Vitamins represent one of the most searched areas in nutrition, and for understandable reasons: their roles are specific and well-documented, deficiencies are measurable, and supplementation is accessible. Each vitamin has its own absorption profile, storage behavior (fat-soluble vitamins accumulate in the body; water-soluble ones are excreted more readily), and set of interactions. Understanding those distinctions matters before drawing conclusions about what form, dose, or timing makes sense for any individual.

Minerals — both major and trace — perform functions ranging from nerve signaling and fluid balance to oxygen transport and thyroid hormone synthesis. Mineral status is easily disrupted by dietary restriction, digestive conditions, or certain medications, and the signs of imbalance can be subtle. The articles in this section cover how different minerals are obtained from food, what affects their absorption, and what research shows about supplementation.

Specific foods and food groups each carry a distinct nutrient profile, and the benefits associated with any one food are best understood in terms of what it contributes within an overall diet. Fatty fish, leafy greens, legumes, fermented foods, and whole grains each have distinct research profiles — some well-established, some more limited or context-dependent — covered in dedicated articles throughout this section.

Nutrient-drug interactions deserve more attention than they typically receive. Grapefruit affects the metabolism of multiple medications. Vitamin K affects how certain anticoagulants work. High-dose calcium can interfere with thyroid medication absorption. These aren't hypothetical concerns — they're documented interactions that a healthcare provider or pharmacist should know about when someone's diet or supplement use changes. This section provides general educational context on the most commonly encountered interactions, with the consistent note that anyone managing medications should discuss dietary changes with their prescriber.

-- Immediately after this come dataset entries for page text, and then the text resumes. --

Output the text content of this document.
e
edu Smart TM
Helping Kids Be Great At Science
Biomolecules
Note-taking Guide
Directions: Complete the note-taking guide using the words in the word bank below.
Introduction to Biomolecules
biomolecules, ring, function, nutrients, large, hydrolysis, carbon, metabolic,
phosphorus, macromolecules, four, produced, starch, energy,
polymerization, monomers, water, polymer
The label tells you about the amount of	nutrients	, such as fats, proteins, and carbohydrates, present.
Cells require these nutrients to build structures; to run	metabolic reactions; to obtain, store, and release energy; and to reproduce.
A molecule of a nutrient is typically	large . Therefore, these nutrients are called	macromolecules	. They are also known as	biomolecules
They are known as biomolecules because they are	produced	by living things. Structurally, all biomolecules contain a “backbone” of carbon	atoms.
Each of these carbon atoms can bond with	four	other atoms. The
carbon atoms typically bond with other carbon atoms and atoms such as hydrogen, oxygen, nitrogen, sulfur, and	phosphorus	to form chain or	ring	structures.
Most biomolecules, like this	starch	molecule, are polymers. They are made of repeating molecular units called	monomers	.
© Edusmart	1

Reading nutrition labels and understanding units is practical literacy that affects how people interpret what they eat and supplement. IU (International Units), mg (milligrams), mcg (micrograms), DV (Daily Value), and % DV appear constantly on food packages and supplement bottles and mean very different things for different nutrients. These reference points are explained throughout the relevant articles.

Why Individual Circumstances Are Always the Missing Variable

Nutrition research produces findings about populations, averages, and probabilities. A study might find that people who consume more of a particular nutrient have lower rates of a given outcome on average — but that average is built from enormous individual variation, influenced by genetics, lifestyle, baseline health, and dozens of other factors researchers can't fully control for. Observational studies can identify associations; they cannot establish that a specific food caused a specific outcome in a specific person. Clinical trials test effects under controlled conditions but usually on defined populations that may not reflect everyone reading the results.

What this means in practice: the information across this section is grounded in what nutrition science generally shows. It explains mechanisms, describes what research has found, identifies populations that appear to benefit most, and flags where evidence is strong versus still developing. What it cannot do — and what no general nutrition resource honestly can — is assess what applies to you specifically. Your age, health status, existing dietary pattern, medications, and individual biology are the variables that determine which of these findings are relevant to your situation, and in what direction. That's the conversation that belongs with a registered dietitian or qualified healthcare provider who knows your full picture.